Our approach can also handle experimentation programs that run a lot of experiments or campaigns at once. Importantly, it won’t run into issues if a user sees a personalization campaign and an A/B test on the same page of your site, which is something that may require some additional custom code if you’re querying the OptimizelyX API from a tag manager. We work with teams to evaluate their short- and long-term objectives for experimentation and personalization to decide which integration approach will work best for them.
Using A Custom Approach To Integrating OptimizelyX and GA4
There are a number of ways to integrate GA4 with a brand testing and personalization tool of choice, and we’re careful to recommend an approach that will work for each individual client. There are a number of factors that weigh into our decision, including whether human-readable or API number names are desired in GA4 reports; which (if any) tag manager a client uses; whether the client makes extensive use of the data layer already; how many tests the client will run at once; and whether the client runs A/B tests and personalization campaigns at the same time.
The amount of customization possible here highlights the importance of working with a strategic partner that can provide a custom approach to meet your specific needs, both for your current experimentation program and your planned future program. Click & Tweet!
Generally, our approach is relatively straightforward and doesn’t require a heavy development lift for either the client or our developers – fundamentally, we trigger events from your experiment Control and Variations. How these events are triggered and what data is included in the event (alongside how this data is gathered) depend on the client’s individual setup. The amount of customization possible here highlights why it’s important to work with a strategic partner that can provide a custom approach that meets your specific needs, both for your current experimentation program and your planned future program.

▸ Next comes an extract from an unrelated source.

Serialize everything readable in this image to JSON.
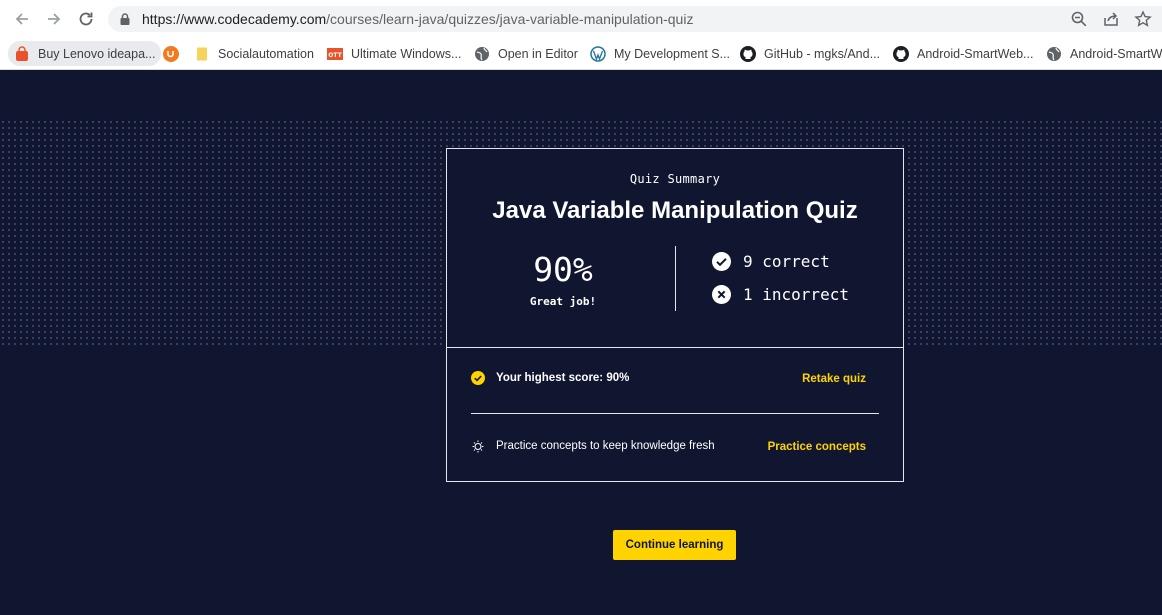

The general approach we use can work for tools beyond OptimizelyX. If you’re in the midst of setting up GA4 for the big switchover next year and have an active testing program (or a planned testing program!), let us know and we can help integrate GA4 and your testing platform so it’s set up to work well for you now and in future.
Using OptimizelyX Data In GA4
When using OptimizelyX data in Universal Analytics, we’d often configure a Custom Report and build it with filters in place so we could see only data associated with the experiment we were interested in reviewing. GA4 functions fairly differently to Universal Analytics given the new hit-based data model that leads to use looking at data at the user level more than the session level.
There are many different ways to surface the new OptimizelyX data you’re sharing with GA4. I’d recommend building a new report in the Explore section of GA4. Create User or Session segments for your Experiment Control and Variations. Apply these segments and start adding in the Dimensions and Metrics you want to investigate to see how your test impacted. Given GA4’s event-based model, we recommend using the Control and Variation Segments, as these allow you to investigate your test’s impact across metrics and dimensions by users who saw your test.
Given that Universal Analytics is still up and running for the next year or so, it’s the perfect time to explore GA4 and this new test data you’ve shared with the tool. Get familiar with how this data is usable within GA4 so that you’ll be ready to make the switch to GA4 from Universal Analytics when the time comes!